As part of what he described as a bipartisan effort to hire several top-level Republicans, Adams also publicly extended an offer Tuesday to County Commission Chairwoman Sabrena Smedley to serve as a full-time senior adviser in his administration should he win the campaign for Hamilton County mayor on Thursday. Smedley lost to Wamp in the May 3 primary election.

"Commissioner Sabrena Smedley ran a clean, honest and visionary campaign for county mayor this year," Adams said. "Had supporters of my opponent Weston Wamp not unleashed waves of negative advertising brimming with misinformation, Sabrena would likely be the Republican nominee, and this race would currently be between two honest, mature candidates who both have the interests of Hamilton County at heart."

Supporters of Wamp criticized Smedley for certain endorsements in radio ads, but Wamp denied involvement in the negative campaigning.

Smedley finished a narrow second place in the Republican primary versus Wamp and unsuccessfully challenged his candidacy, having claimed crossover voting from Democrats impacted the outcome. She told the Chattanooga Times Free Press on Tuesday that she had an informal phone conversation with Adams on Monday.

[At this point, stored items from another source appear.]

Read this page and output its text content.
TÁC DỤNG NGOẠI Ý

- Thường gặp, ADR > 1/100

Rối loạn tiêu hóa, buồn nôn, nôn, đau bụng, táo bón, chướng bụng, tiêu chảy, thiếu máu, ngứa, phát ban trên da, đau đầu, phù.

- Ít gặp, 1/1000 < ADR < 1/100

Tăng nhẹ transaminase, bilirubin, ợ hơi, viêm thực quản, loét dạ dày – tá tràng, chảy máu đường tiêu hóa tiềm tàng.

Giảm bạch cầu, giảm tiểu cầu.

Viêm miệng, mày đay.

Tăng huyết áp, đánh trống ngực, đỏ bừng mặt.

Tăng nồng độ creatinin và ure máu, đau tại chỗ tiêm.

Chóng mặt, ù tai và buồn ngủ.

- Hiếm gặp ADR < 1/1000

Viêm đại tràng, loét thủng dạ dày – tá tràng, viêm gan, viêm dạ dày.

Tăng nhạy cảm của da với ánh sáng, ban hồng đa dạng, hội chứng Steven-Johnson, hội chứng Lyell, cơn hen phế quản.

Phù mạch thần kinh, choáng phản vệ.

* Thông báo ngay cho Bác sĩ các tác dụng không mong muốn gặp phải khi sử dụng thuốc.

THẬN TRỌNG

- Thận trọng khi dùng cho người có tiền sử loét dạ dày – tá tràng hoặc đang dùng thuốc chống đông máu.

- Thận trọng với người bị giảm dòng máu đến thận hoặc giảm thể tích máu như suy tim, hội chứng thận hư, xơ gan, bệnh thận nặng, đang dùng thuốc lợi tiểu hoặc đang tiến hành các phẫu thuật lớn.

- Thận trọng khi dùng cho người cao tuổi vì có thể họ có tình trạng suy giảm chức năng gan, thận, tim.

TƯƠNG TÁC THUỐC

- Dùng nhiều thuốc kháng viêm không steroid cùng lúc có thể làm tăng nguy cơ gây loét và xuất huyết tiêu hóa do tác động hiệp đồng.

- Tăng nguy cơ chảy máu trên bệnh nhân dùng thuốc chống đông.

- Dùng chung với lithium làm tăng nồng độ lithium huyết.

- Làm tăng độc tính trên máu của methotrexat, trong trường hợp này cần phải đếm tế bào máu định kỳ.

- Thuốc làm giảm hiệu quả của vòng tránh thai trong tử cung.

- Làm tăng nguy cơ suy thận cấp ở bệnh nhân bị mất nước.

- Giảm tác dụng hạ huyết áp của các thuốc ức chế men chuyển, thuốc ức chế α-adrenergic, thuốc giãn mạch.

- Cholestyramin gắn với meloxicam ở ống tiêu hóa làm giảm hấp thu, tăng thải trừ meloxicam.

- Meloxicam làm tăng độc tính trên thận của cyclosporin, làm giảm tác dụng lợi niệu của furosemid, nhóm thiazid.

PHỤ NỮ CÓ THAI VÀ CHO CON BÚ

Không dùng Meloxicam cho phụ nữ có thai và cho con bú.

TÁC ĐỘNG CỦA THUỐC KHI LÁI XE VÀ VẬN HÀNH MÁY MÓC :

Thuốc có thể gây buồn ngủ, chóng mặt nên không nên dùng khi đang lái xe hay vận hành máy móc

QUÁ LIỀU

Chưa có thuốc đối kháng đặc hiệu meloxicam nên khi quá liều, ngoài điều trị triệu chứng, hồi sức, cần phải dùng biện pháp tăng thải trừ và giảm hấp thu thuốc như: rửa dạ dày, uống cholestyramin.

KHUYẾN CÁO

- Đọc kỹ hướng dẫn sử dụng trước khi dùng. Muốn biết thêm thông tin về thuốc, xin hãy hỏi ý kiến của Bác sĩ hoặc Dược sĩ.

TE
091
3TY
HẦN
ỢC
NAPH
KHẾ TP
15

Adams told her there may be a role she could play in his administration if he won the election, Smedley said, but there hasn't been a conversation about what form that role would take. Smedley stressed she did not pursue a job from Adams, has not received an offer and has not accepted a position.

"I've spent my last eight years investing in moving Hamilton County forward," she said in a phone call. "I have an understanding of where we are as a county, of all the great things going on as well as some of the areas where we need to focus on improvement. So if there is an opportunity for me to continue to help move Hamilton County forward, I would be open to hearing what that might be."

Wamp told the Times Free Press on Tuesday that Adams is "as far left a liberal as you can find."

"You talk about playing politics, acting like here at the last minute he wants to hire a Republican, and it's my former opponent who had a hard time losing the first time?" Wamp said. "That's politics. I mean, it's hard to say more than that."

The Hamilton County Republican Party released a statement Tuesday in response to the Adams news conference.

"If the statements from Democratic nominee Matt Adams are true about current commissioner, and former Republican mayoral candidate, Sabrena Smedley entertaining his invitation to be a 'senior adviser' in his potential administration, they are beyond troubling," said the organization's board of officers. "We call for Commissioner Smedley to confirm or deny these allegations, publicly and release all communications of the job offer from Matt Adams. We trust that she would not legitimize his campaign by agreeing to work in a potential Adams administration. We call for her to put this issue to rest."